The birds used small pebbles or date pits to grind calcium powder from seashells, or to break off bits of shell to swallow, according to the new findings. That’s the first evidence of a nonhuman using tools for grinding, said the scientists.
The birds also sometimes share the tools, which is rare, they added, although at other times they just steal them from each other.
Researchers in the Department of Psychology at the University of York in the U.K. observed the behaviors among 10 captive parrots from the species, native to Madagascar and nearby islands.
“Whether these birds also use tools in the wild remains to be explored,” said Megan Lambert, a doctoral student in York’s Department of Psychology and lead author of a report on the findings published in the journal Biology Letters.
“The use of tools by nonhuman animals remains an exceedingly rare phenomenon,” she added. “These observations provide new insights into the tool-using capabilities of parrots and give rise to further questions as to why this species uses tools.
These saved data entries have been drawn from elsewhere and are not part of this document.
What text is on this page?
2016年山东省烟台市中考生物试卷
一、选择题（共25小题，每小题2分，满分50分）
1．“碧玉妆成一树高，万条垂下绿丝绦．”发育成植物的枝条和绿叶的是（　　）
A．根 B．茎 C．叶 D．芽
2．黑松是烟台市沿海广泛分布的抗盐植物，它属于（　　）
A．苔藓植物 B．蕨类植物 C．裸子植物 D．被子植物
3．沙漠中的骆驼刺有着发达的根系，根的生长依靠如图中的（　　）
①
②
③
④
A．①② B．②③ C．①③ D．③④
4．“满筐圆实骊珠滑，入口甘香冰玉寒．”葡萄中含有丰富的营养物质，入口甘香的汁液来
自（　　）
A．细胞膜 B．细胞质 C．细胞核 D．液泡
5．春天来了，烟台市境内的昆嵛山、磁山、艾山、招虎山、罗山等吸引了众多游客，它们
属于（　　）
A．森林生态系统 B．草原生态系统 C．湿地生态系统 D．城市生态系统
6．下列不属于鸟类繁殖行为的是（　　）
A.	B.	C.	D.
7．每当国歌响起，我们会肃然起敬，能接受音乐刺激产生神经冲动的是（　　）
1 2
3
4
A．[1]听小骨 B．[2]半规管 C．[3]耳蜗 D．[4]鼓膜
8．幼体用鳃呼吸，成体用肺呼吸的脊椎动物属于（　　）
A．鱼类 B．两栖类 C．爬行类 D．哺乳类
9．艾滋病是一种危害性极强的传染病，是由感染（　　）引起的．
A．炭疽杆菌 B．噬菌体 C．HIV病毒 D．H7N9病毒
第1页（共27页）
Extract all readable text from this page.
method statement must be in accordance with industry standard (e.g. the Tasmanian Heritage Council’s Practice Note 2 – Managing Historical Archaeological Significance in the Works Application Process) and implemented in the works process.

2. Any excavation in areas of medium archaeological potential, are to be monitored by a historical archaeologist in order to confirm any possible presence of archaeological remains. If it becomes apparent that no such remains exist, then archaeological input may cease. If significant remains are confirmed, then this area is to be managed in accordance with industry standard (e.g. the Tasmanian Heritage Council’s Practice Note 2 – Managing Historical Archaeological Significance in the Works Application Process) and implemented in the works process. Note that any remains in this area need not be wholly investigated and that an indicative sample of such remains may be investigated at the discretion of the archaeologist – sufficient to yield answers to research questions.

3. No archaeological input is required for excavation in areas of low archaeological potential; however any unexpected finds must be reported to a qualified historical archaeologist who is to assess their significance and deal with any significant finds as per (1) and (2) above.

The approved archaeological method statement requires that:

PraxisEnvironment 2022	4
“Tool use could reflect an innate predisposition in the parrots, or it could be the result of individual trial and error learning or some form of social learning.”
They posted a YouTube video showing the various tool uses and related behaviors, with some of the more amusing sections being entitled “tolerated theft” and “protested theft.”
Observing and filming the parrots from March to October of this year, researchers documented their interactions with cockle shells on the floor of their aviary. Shells are a source of calcium for birds. Five out of ten birds were documented using tools, placing either pebbles or date pits inside shells to grind against the shell, or using them as a wedge to break apart the seashell.
Interest in the shells was greatest from March to mid-April, just before the breeding season; this may be due to calcium supplementation being critical for egg-laying, the investigators said.
Researchers were thus surprised at first to find that the greatest interest in shells came from males, not females. A possible explanation emerged, though: the males were also seen feeding females by regurgitating—a common behavior—before copulating with them. This might pass on the calcium benefits to the females, the researchers proposed.